MSE Colloquium: Grace Burke, Developing a Mechanistic Understanding of Irradiation Embrittlement of RPV Steels and Welds

Professor and Director, Materials Performance Centre, School of Materials University of Manchester (UK)

Abstract

As the lifetimes for nuclear power plants are extended to beyond 60 years, the need for ensured conservative predictions of materials performance becomes increasingly important in order to guarantee continued safe plant operations.  The reactor pressure vessel represents a major, non-replaceable, primary boundary in light water reactor plants and the changes in materials properties have been studied for many years.  In pressurized water reactor vessels, the degradation has been demonstrated to be related to both material composition and irradiation exposure.  Although empirical equations have been developed to follow these irradiation embrittlement trends for proper safety assurance as well as extended life predictions, it is important to develop an understanding of the microstructural changes that cause the changes in the properties.  This knowledge can not only be employed to underpin extended life predictions but can also be applied to develop better materials for new build and future reactor systems.

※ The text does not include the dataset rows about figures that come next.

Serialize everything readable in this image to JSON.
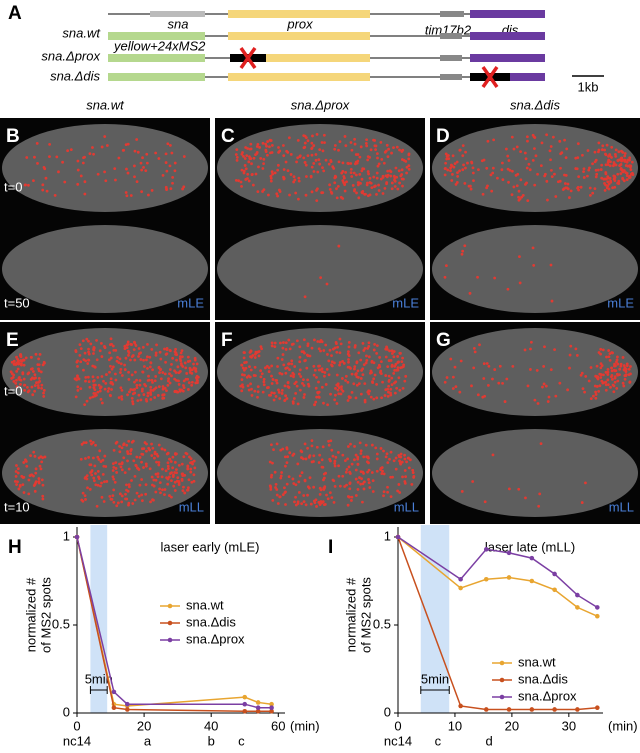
{
  "diagram": {
    "label": "A",
    "genes": {
      "sna": "sna",
      "prox": "prox",
      "tim17b2": "tim17b2",
      "dis": "dis"
    },
    "constructs": [
      "sna.wt",
      "sna.Δprox",
      "sna.Δdis"
    ],
    "reporter": "yellow+24xMS2",
    "scale": "1kb"
  },
  "images": {
    "columns": [
      "sna.wt",
      "sna.Δprox",
      "sna.Δdis"
    ],
    "panels": [
      {
        "label": "B",
        "top": "t=0",
        "bottom": "t=50",
        "mode": "mLE"
      },
      {
        "label": "C",
        "mode": "mLE"
      },
      {
        "label": "D",
        "mode": "mLE"
      },
      {
        "label": "E",
        "top": "t=0",
        "bottom": "t=10",
        "mode": "mLL"
      },
      {
        "label": "F",
        "mode": "mLL"
      },
      {
        "label": "G",
        "mode": "mLL"
      }
    ]
  },
  "chart_data": [
    {
      "type": "line",
      "label": "H",
      "title": "laser early (mLE)",
      "ylabel": [
        "normalized #",
        "of MS2 spots"
      ],
      "xlabel": "(min)",
      "x": [
        0,
        11,
        15,
        50,
        54,
        58
      ],
      "series": [
        {
          "name": "sna.wt",
          "color": "#e8a530",
          "values": [
            1,
            0.05,
            0.04,
            0.09,
            0.06,
            0.05
          ]
        },
        {
          "name": "sna.Δdis",
          "color": "#c8501e",
          "values": [
            1,
            0.03,
            0.02,
            0.01,
            0.01,
            0.01
          ]
        },
        {
          "name": "sna.Δprox",
          "color": "#7b3fa3",
          "values": [
            1,
            0.12,
            0.05,
            0.05,
            0.03,
            0.03
          ]
        }
      ],
      "xlim": [
        0,
        62
      ],
      "ylim": [
        0,
        1
      ],
      "xticks": [
        0,
        20,
        40,
        60
      ],
      "yticks": [
        0,
        0.5,
        1
      ],
      "shade": [
        4,
        9
      ],
      "shade_label": "5min",
      "legend": "center-right",
      "timeline": [
        {
          "x": 0,
          "label": "nc14"
        },
        {
          "x": 21,
          "label": "a"
        },
        {
          "x": 40,
          "label": "b"
        },
        {
          "x": 49,
          "label": "c"
        }
      ]
    },
    {
      "type": "line",
      "label": "I",
      "title": "laser late (mLL)",
      "ylabel": [
        "normalized #",
        "of MS2 spots"
      ],
      "xlabel": "(min)",
      "x": [
        0,
        11,
        15.5,
        19.5,
        23.5,
        27.5,
        31.5,
        35
      ],
      "series": [
        {
          "name": "sna.wt",
          "color": "#e8a530",
          "values": [
            1,
            0.71,
            0.76,
            0.77,
            0.75,
            0.7,
            0.6,
            0.55
          ]
        },
        {
          "name": "sna.Δdis",
          "color": "#c8501e",
          "values": [
            1,
            0.04,
            0.02,
            0.02,
            0.02,
            0.02,
            0.02,
            0.03
          ]
        },
        {
          "name": "sna.Δprox",
          "color": "#7b3fa3",
          "values": [
            1,
            0.76,
            0.93,
            0.91,
            0.88,
            0.79,
            0.67,
            0.6
          ]
        }
      ],
      "xlim": [
        0,
        36
      ],
      "ylim": [
        0,
        1
      ],
      "xticks": [
        0,
        10,
        20,
        30
      ],
      "yticks": [
        0,
        0.5,
        1
      ],
      "shade": [
        4,
        9
      ],
      "shade_label": "5min",
      "legend": "lower-right",
      "timeline": [
        {
          "x": 0,
          "label": "nc14"
        },
        {
          "x": 7,
          "label": "c"
        },
        {
          "x": 16,
          "label": "d"
        }
      ]
    }
  ]
}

This presentation will provide an overview of the investigations of the underlying irradiation-induced microstructural damage development in low alloy steels and welds.    Emphasis will be placed on the detailed physical characterization of the materials using a broad range of complementary analytical techniques.  In particular, it will be shown that key combinations of advanced techniques are required to properly indentify the microstructural changes that really govern performance.  It will be shown that detailed characterization can isolate the key materials chemistry and microstructural features that control material properties and their degradation, which impacts service-critical mechanical properties.

Bio

Grace Burke joined the University of Manchester as Director of the Materials Performance Centre in September 2011.  Prior to this, she had been a Consultant in Materials Technology in the Bettis Atomic Power Laboratory.  Prior to transferring to (Westinghouse) Bettis in 1994, Grace was a Fellow Engineer at the Westinghouse Science and Technology Center, where she was very active in nuclear materials research.  She received her BS in Metallurgical Engineering from the University of Pittsburgh, and her PhD in Metallurgy from Imperial College of Science and Technology (London).  Her interests include the application of advanced microstructural analysis techniques, in particular, analytical electron microscopy and atom probe microanalysis, to the study of environment-sensitive behavior of materials, including stress corrosion cracking and irradiation damage.  She has authored or co-authored over 100 publications, is a Fellow of ASM International, the Microscopy Society of America, and the Royal Microscopical Society, and is a member of the International Group on Radiation Damage Mechanisms, the International Cooperative Group on Environmentally-Assisted Cracking, IOM3 and TMS.